The Myth of “Mature” Football Brands
A common premise for many football brands is: “We’re established. The audience knows us. Growth will follow performance.”
But the data paints a different picture.
The demand for brand-related searches is very much local, local penetration is lower than expected by population size, and national or international awareness is not being fully leveraged. It’s not a demand problem. It’s a conversion and capture problem.
In other words: There is interest. It’s just not being properly reached online.
The Focus is Moving Down the Pyramid
The top level of football is still the focus of the digital world. No surprises there. The surprise is where the momentum is coming from.
The secondary leagues are registering: a) Relative growth rates are faster, b) Domestic support is more resilient, c) Local loyalty indicators are stronger, d) Saturation levels are lower in digital media
This has implications for investors. Growth is not always about scale. It’s about room to grow. And room to grow in football is no longer in the top tier.
Where the Value Is Leaking
The data always leads to the same four areas where value is being left on the table:
1. Gaps in brand visibility: There are search volumes, but the local and national reach is not what can be realistically achieved. Even small improvements can unlock significant commercial value. (Case: one club records 301K global monthly searches but only 8.29% local penetration within a digitally reachable population of 327K, leaving measurable room for uplift).

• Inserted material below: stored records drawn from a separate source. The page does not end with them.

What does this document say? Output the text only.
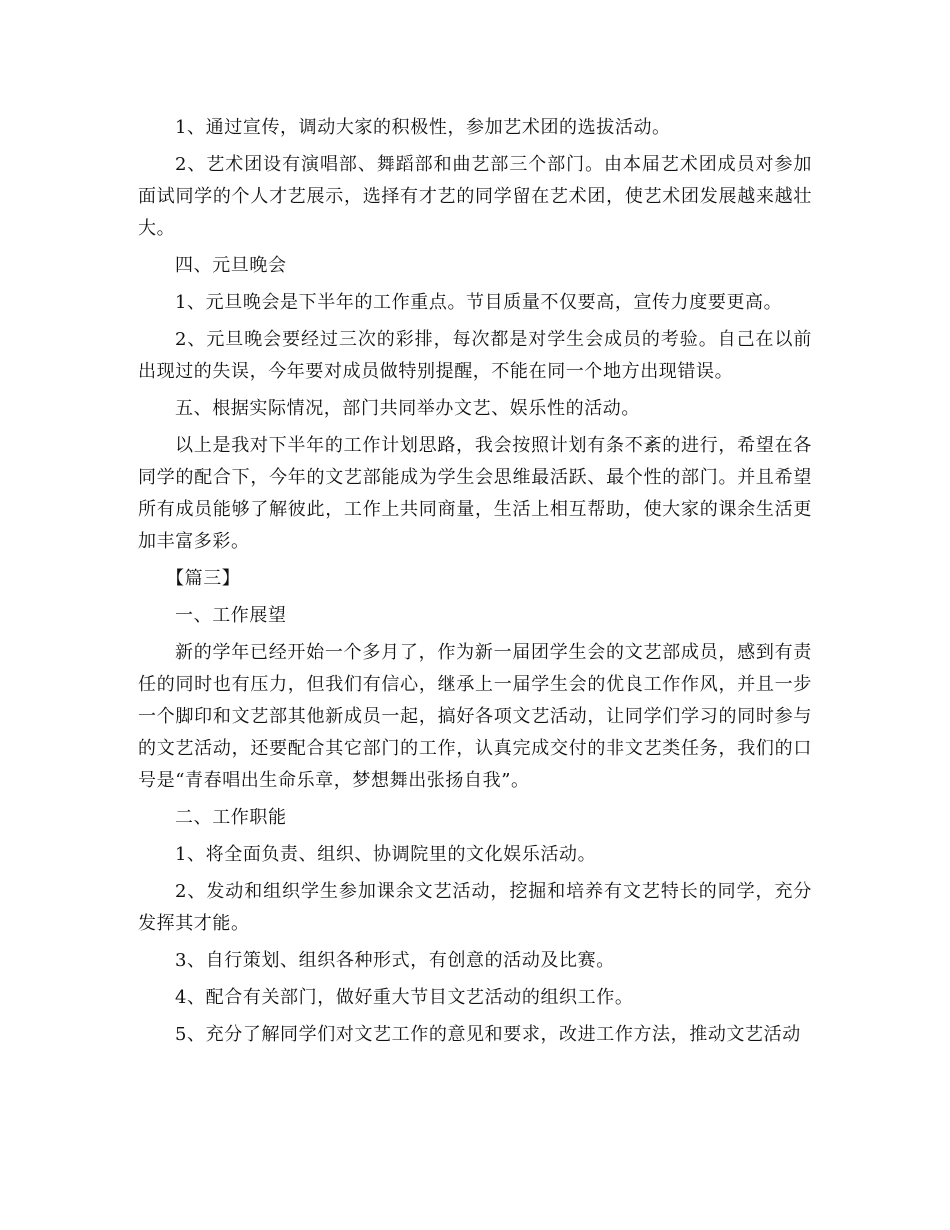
1、通过宣传，调动大家的积极性，参加艺术团的选拔活动。

2、艺术团设有演唱部、舞蹈部和曲艺部三个部门。由本届艺术团成员对参加面试同学的个人才艺展示，选择有才艺的同学留在艺术团，使艺术团发展越来越壮大。

四、元旦晚会

1、元旦晚会是下半年的工作重点。节目质量不仅要高，宣传力度要更高。

2、元旦晚会要经过三次的彩排，每次都是对学生会成员的考验。自己在以前出现过的失误，今年要对成员做特别提醒，不能在同一个地方出现错误。

五、根据实际情况，部门共同举办文艺、娱乐性的活动。

以上是我对下半年的工作计划思路，我会按照计划有条不紊的进行，希望在各同学的配合下，今年的文艺部能成为学生会思维最活跃、最个性的部门。并且希望所有成员能够了解彼此，工作上共同商量，生活上相互帮助，使大家的课余生活更加丰富多彩。

【篇三】

一、工作展望

新的学年已经开始一个多月了，作为新一届团学生会的文艺部成员，感到有责任的同时也有压力，但我们有信心，继承上一届学生会的优良工作作风，并且一步一个脚印和文艺部其他新成员一起，搞好各项文艺活动，让同学们学习的同时参与的文艺活动，还要配合其它部门的工作，认真完成交付的非文艺类任务，我们的口号是“青春唱出生命乐章，梦想舞出张扬自我”。

二、工作职能

1、将全面负责、组织、协调院里的文化娱乐活动。

2、发动和组织学生参加课余文艺活动，挖掘和培养有文艺特长的同学，充分发挥其才能。

3、自行策划、组织各种形式，有创意的活动及比赛。

4、配合有关部门，做好重大节目文艺活动的组织工作。

5、充分了解同学们对文艺工作的意见和要求，改进工作方法，推动文艺活动
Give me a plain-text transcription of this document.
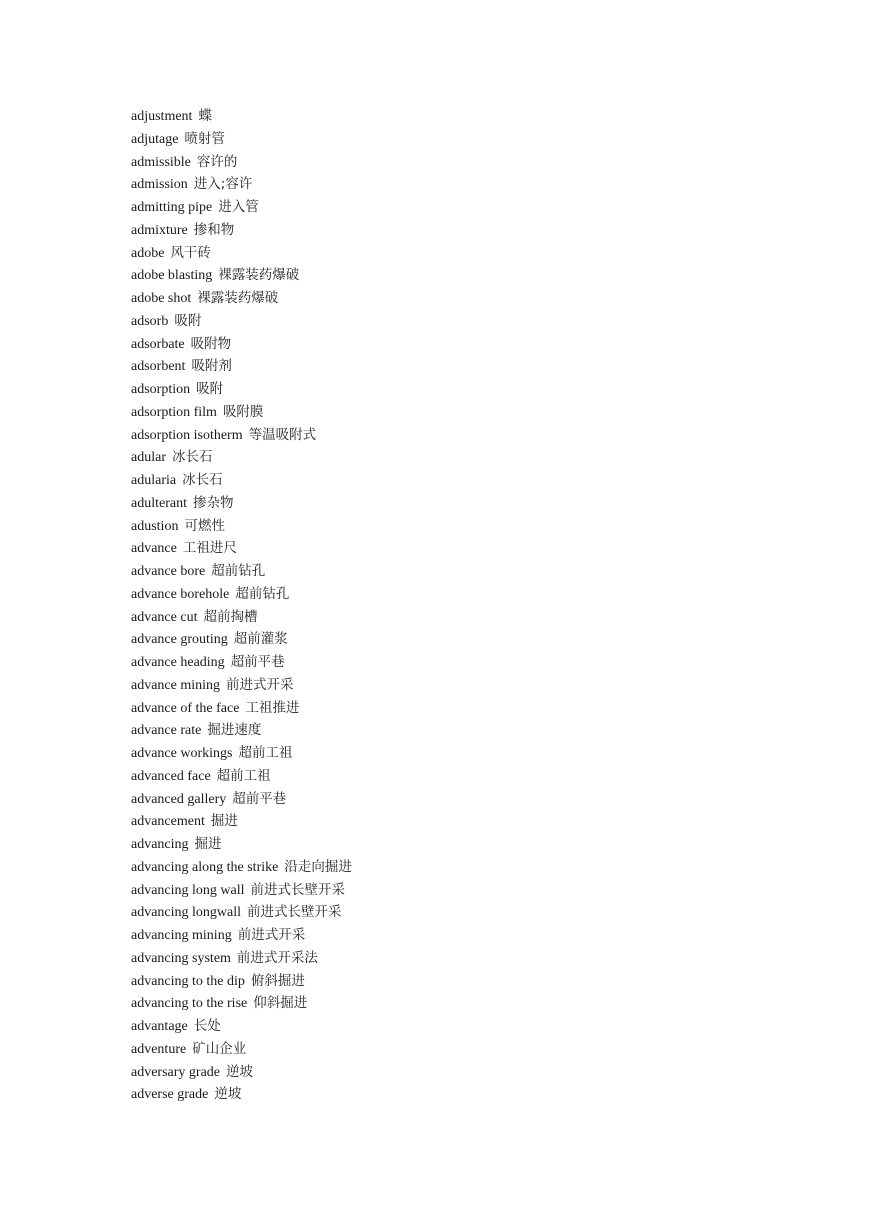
adjustment 蝶
adjutage 喷射管
admissible 容许的
admission 进入;容许
admitting pipe 进入管
admixture 掺和物
adobe 风干砖
adobe blasting 裸露装药爆破
adobe shot 裸露装药爆破
adsorb 吸附
adsorbate 吸附物
adsorbent 吸附剂
adsorption 吸附
adsorption film 吸附膜
adsorption isotherm 等温吸附式
adular 冰长石
adularia 冰长石
adulterant 掺杂物
adustion 可燃性
advance 工祖进尺
advance bore 超前钻孔
advance borehole 超前钻孔
advance cut 超前掏槽
advance grouting 超前灌浆
advance heading 超前平巷
advance mining 前进式开采
advance of the face 工祖推进
advance rate 掘进速度
advance workings 超前工祖
advanced face 超前工祖
advanced gallery 超前平巷
advancement 掘进
advancing 掘进
advancing along the strike 沿走向掘进
advancing long wall 前进式长壁开采
advancing longwall 前进式长壁开采
advancing mining 前进式开采
advancing system 前进式开采法
advancing to the dip 俯斜掘进
advancing to the rise 仰斜掘进
advantage 长处
adventure 矿山企业
adversary grade 逆坡
adverse grade 逆坡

2. Underutilization of organic demand: There are thousands of keywords that the clubs rank for, but they are only tapping into a fraction of the search volume related to football. SEO is seen as a hygiene factor, not a growth driver (Case: despite ranking for 52K-91K organic keywords and generating 200K-498K monthly visits, clubs are capturing only a fraction of the UK’s 10.77M monthly football-related searches).
3. Digital products with low awareness: Clubs often offer streaming, subscriptions, and digital memberships, yet awareness remains minimal. This is not a product issue. It is a visibility issue (Case: Streaming-related searches are below 1K per month for one club and under 150 for “live stream” terms for another, despite existing subscription products).
4. Assets that are idle most of the week: There is interest in the stadium and facilities beyond matchdays. Digitally, this intent is not converted into revenue (Case: more than 6K monthly searches for stadium hotel terms and ~60K for stadium-related queries indicate non-matchday demand that is not fully monetised digitally).
These areas don’t need innovation. They need execution.
The Real Insight: This Is De-Risked Growth
What’s most striking is not the potential, but the type of potential.
These are not moonshot investments. They are incremental, data-driven opportunities with short- to mid-term potential.
Brand boost drives ticket sales and merchandise. Organic reach drives sponsorship ROI. Digital offerings smooth revenue streams. Community and CSR programs drive long-term brand value.
This is growth that’s based on existing demand, not potential demand.
Why This Matters for Investors
Football is an emotional business. Investment should not be. Digital performance is one of the few areas where: a) Progress can be measured, b) Comparison to a benchmark is possible, c) Potential for improvement can be estimated, d) Risk of execution is manageable
Those who have not professionalized this area are not only failing to grow, but they are also accepting stagnation while thinking that performance will be enough to save them.
It won’t.
Closing Thought
Football doesn’t have a relevance problem. It has a translation problem.
Interest exists. Loyalty exists. Demand exists. The question is whether organisations are structured to turn that demand into sustainable value.
Those who treat digital as a strategic asset, not a support function, will compound faster than the league tables suggest.
And that’s where the real advantage lies.
If you’re assessing football assets today: 1) consider where digital demand is being met and where it’s not, 2) digital results should be analyzed as much as sporting ones.